People power wins

Finally, faced with 18 days of awesome people power, Hosni Mubarak had to eat humble pie. There are many battles that lie ahead for the Egyptian people, but the present moment is the one to savour and to marvel at the persistence and resilience of Egyptians of all walks of life and various hues refusing to be diverted by the regime’s thugs and the ambivalence of the Army to retain their non-violent vigil for change in the appropriate setting of the Tahrir (Liberation) Square in Cairo.

There are lessons to be learned from the Egyptian people’s triumph. First, even a region as numbed as the Middle East and North Africa — West Asia for us — by decades and centuries of autocratic rule is not immune to the virus of freedom. The propitious factors that brought about the Egyptian triumph were a complex mix: the Tunisian example showing that people can overturn a long oppressive Arab regime, prevailing economic hardships combined with high food inflation, the Internet revolution and the social network sites enabling a young savvy generation to subvert the control mechanisms of the state, the Al Jazeera satellite television channel in Arabic with its bold reporting transforming the Arab world and a sense of humiliation of an oppressed people who could feel the air of freedom in the world.
The brave Tunisians showed the way, but the fall of the Mubarak regime represents a tectonic shift in the Arab world. US President Barack Obama said that Egypt would not be the same again; indeed, the Arab world will not be the same again. Egypt, the most populous Arab nation and the traditional leader in the region, has been punching below its weight because the compact it made with the US meant that it had sold itself for $1.3 billion in military aid each year to protect Israel and the peace treaty it signed with Jerusalem. It had lost the headquarters of the Arab League after it signed the peace treaty and it took Cairo much diplomatic footwork
and long years to rehabilitate itself.
It was, indeed, a curious fact that West Asia was the only region of the world, with the exception of Israel and an Iran whose revolution was transformed into a theocracy, that seemed immune to the winds of change. First Tunisia and now Egypt have changed that sorry state, and the reaction of other regional states shows how nervous they are. Israel was rooting for Mr Mubarak because he was seen as the guarantor of the peace treaty and helped stymie the Palestinians through an inhuman blockade and pretended there was a peace process. Other countries such as Saudi Arabia and Syria have their own anxieties. But two crucial factors that helped maintain the autocratic nature of Arab states were America’s need to buttress the Israeli state in continued occupation of Palestinian land since 1967 and exaggerated fears of Islamic fundamentalism if the strong men would go. Western interest in the region, of course, stemmed from its oil and gas riches.
Circumstances vary from country to country, but it will now be very difficult for other rulers of the ilk of Mr Mubarak to ward off what began in Tunisia. Some have already tried to give sops to their people, others promise of greater breathing space. But the atmosphere in the region is brittle and any spark can unleash people power, which has proved so effective in upsetting long-ruling autocracies.
The strong men have no answer to the new menace, as they view the tsunami that has hit their old comfortable worlds. One must distinguish between the Gulf monarchies and the other states. Gulf rulers, flush with oil and gas money, have a compact with their subjects: cradle to grave welfare in exchange for their quiescence in the political field. For others, economic problems and rising inequities are ticking bombs waiting to blow up their regimes.
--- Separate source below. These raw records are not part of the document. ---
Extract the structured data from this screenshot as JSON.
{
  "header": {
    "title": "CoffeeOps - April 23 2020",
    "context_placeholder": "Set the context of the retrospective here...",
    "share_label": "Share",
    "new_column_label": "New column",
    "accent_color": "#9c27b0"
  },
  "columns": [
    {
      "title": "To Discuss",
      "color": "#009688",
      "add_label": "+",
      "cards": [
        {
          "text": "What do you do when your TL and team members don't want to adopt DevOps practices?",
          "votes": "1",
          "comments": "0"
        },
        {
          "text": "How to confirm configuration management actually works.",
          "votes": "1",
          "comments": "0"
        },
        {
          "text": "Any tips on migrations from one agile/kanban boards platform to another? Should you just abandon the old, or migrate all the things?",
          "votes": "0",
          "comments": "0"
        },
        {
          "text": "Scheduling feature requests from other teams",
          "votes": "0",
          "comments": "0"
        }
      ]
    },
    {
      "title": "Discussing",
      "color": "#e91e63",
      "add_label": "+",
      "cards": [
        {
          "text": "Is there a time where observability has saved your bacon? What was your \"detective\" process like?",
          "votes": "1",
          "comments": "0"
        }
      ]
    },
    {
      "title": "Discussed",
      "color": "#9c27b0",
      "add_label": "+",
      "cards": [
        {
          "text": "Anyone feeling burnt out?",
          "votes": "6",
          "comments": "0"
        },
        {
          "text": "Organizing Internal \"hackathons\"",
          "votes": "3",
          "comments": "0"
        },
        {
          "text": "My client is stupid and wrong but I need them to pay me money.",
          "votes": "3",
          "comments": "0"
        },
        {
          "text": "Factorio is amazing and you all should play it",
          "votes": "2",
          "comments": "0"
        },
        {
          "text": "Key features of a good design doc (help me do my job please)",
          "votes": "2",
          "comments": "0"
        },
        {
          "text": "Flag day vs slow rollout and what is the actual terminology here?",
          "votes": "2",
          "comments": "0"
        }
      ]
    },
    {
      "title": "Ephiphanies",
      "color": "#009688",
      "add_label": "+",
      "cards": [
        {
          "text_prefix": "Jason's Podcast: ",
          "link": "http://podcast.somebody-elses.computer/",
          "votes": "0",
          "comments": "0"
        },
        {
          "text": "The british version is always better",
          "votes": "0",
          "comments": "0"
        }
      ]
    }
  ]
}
Apart from Israel, some other Arab states pressed Washington, itself torn between political prudence and a pitch for democracy, to let Mr Mubarak stay. The US administration was divided between those in favour of Mr Mubarak and others opposed to his continued rule, given the nature of the protests. Strangely, President Obama’s special envoy to Mr Mubarak publicly supported the defrocked President remaining in charge till the planned September handover. Having relied on autocrats for so long for reasons of state, the US could hardly jettison them,
the Israeli issue always trumping America’s West Asia policy.
A black chapter in the drama preceding Mr Mubarak’s fall concerns the attitude of UN Secretary-General Ban Ki-moon. He publicly endorsed Mr Mubarak’s presidency during the transition process, accenting stability above everything else, very similar to the vocabulary US secretary of state Hillary Clinton was using at that time. As Mr Ban’s distinguished predecessor, once removed, Boutros Boutros-Ghali, has revealed in his book after the US had blackballed him for the usual second term, the head of the UN administration must maintain his equation with the organisation’s most important member. But there is a difference between accommodating the US and being subservient to it. It is a tragedy for the UN that its highest functionary should choose to please the US and vote against freedom and justice.
But this is Egypt’s moment of glory and no one can take it away from the Egyptian people. If Tunisia showed the way, Egyptians demonstrated that an entrenched dictatorship underpinned by a ruthlessly efficient secret police apparatus — America’s favourite for the rendition of suspected terrorists from Afghanistan — can be brought down in two and a half weeks.